The main reason Foster started his cleaning service is because of the flexible hours it offered, affording him the opportunity to deal with a series of health issues that presented themselves shortly after his return from playing in Ireland. Doctors discovered Foster had a quarter-sized hole in his heart and diagnosed him with cardiomyopathy. Once back in Detroit, he began his coaching career at the former Crockett High School. A few years later, he was diagnosed with Stage 2 colon cancer when he saw his doctor about digestion issues. “The thing I’m yearning for now, is help,” he says. “My health is deteriorating. I can’t do all of the things I usually do for the kids.”
One major source of support to the team is Detroit native and a friend of Foster’s, Dominique Johnson who plays professional basketball in Italy, but when he’d come home, he’d work out at his former elementary school — the Duke Ellington building. CTM players would watch him train. After their uniforms were lost in the fire, Johnson bought the team new ones. He has also helped contribute to funding the team’s tournament trips to L.A. and Las Vegas. Without having practiced beforehand, CTM took home first place in L.A. In Vegas, the team competed in the Fab 48, the elite tournament for AAU basketball. They made it to the final four before being eliminated.

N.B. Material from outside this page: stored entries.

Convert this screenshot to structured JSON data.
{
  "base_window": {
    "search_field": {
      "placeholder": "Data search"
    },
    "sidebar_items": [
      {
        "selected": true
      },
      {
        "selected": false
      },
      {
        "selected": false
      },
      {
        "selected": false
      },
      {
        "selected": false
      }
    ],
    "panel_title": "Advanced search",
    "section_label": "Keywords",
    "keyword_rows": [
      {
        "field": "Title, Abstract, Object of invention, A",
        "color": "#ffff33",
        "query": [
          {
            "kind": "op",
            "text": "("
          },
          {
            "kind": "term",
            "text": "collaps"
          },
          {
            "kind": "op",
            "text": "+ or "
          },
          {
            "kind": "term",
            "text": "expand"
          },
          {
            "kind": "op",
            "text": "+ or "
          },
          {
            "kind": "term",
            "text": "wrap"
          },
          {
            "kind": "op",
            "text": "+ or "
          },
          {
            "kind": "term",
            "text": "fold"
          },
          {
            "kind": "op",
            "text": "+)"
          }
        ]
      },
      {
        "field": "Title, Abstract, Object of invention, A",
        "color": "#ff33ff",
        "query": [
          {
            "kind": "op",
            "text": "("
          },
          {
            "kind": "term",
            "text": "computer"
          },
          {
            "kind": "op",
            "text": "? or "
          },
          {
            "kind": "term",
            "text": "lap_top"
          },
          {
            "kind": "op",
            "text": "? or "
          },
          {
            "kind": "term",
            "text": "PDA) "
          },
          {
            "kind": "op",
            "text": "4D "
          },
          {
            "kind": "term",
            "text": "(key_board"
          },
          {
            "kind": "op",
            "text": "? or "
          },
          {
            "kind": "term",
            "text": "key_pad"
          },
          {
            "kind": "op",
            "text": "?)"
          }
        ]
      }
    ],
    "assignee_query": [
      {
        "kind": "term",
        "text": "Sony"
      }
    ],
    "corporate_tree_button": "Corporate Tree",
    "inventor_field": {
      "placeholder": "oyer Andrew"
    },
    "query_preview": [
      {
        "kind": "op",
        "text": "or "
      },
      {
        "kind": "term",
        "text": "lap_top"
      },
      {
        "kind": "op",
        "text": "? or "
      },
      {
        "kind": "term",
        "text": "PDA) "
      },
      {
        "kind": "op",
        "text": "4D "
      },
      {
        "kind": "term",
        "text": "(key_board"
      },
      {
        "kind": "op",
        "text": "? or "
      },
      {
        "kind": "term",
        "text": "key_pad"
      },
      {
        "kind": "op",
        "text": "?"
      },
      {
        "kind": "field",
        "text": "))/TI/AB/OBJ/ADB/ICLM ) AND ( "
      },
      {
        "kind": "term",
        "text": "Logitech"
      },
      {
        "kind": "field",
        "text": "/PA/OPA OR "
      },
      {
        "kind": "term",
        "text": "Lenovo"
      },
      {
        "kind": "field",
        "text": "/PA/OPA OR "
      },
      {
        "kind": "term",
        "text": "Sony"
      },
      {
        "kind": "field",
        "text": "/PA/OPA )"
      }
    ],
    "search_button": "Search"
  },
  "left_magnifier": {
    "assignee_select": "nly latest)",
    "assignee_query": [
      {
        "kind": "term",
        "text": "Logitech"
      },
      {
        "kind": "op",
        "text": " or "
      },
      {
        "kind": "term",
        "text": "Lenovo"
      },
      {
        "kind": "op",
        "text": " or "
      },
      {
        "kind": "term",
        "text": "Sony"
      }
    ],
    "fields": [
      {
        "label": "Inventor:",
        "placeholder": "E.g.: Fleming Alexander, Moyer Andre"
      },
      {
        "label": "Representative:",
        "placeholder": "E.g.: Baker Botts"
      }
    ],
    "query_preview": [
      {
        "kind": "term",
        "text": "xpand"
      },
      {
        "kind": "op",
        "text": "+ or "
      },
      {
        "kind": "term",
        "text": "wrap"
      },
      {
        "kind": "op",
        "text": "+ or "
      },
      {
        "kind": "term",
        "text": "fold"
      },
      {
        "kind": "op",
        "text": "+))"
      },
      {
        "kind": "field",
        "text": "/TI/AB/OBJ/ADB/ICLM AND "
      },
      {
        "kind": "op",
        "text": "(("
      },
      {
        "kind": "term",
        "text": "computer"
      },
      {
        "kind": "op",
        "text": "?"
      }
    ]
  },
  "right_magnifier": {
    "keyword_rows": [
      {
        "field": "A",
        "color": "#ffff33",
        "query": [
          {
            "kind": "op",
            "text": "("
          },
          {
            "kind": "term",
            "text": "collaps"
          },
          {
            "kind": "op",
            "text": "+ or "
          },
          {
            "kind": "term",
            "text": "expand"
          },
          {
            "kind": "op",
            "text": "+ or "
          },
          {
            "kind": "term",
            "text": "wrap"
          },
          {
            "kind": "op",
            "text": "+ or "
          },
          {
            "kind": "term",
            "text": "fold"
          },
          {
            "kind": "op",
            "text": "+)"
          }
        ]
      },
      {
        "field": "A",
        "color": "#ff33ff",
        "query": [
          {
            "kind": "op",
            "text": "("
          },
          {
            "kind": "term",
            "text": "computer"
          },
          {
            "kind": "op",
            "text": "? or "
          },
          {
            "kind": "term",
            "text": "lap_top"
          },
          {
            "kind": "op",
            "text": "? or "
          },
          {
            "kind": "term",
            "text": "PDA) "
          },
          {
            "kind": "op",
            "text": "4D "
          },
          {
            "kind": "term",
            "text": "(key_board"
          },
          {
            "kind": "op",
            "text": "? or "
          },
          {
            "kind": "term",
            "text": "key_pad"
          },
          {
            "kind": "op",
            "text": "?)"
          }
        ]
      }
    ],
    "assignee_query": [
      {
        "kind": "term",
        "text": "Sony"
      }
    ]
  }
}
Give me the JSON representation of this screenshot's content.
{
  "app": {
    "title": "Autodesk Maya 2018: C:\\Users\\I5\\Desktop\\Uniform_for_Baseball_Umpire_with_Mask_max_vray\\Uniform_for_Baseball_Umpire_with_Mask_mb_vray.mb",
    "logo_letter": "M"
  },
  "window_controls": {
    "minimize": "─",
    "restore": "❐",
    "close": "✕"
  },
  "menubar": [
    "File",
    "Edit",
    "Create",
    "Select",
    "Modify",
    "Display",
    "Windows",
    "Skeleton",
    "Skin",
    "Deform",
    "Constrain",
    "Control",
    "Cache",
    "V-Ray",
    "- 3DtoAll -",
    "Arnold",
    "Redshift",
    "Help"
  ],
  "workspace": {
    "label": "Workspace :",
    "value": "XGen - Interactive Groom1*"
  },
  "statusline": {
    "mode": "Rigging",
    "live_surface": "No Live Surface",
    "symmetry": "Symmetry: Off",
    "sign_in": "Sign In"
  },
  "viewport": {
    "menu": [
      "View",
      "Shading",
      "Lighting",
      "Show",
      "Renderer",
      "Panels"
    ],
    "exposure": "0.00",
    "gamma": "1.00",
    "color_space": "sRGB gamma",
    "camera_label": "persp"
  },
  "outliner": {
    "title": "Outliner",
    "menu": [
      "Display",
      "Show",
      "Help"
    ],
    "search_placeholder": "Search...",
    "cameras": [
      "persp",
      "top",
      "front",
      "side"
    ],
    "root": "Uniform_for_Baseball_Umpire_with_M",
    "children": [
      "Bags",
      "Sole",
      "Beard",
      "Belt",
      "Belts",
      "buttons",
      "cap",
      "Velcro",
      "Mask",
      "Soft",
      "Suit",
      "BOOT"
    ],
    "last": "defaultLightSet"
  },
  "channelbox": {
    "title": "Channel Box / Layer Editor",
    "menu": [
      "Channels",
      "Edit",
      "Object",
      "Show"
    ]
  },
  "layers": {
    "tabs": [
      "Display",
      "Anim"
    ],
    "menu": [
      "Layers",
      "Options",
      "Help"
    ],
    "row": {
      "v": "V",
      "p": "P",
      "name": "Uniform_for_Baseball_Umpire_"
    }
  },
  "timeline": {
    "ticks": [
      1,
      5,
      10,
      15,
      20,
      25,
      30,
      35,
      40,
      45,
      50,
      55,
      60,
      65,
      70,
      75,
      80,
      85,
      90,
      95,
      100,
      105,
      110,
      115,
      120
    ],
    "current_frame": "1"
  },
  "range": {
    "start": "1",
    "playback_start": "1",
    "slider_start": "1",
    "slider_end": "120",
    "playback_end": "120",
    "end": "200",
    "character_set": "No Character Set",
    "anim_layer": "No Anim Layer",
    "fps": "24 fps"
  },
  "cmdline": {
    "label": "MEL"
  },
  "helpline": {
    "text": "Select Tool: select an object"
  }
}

“I love these kids to death,” Foster says. “I just need help.” The goal for Change the Mentality’s future is to open the brand and mentorship up to all sports for all walks of life. Johnson wants to help Foster bring the boys to Europe to play overseas, while he’s still there. “Nobody’s done that so that would be another barrier that’s broken down,” Johnson says. To introduce the boys to a global arena — for many, their first trip out of the country —Foster would gladly oblige.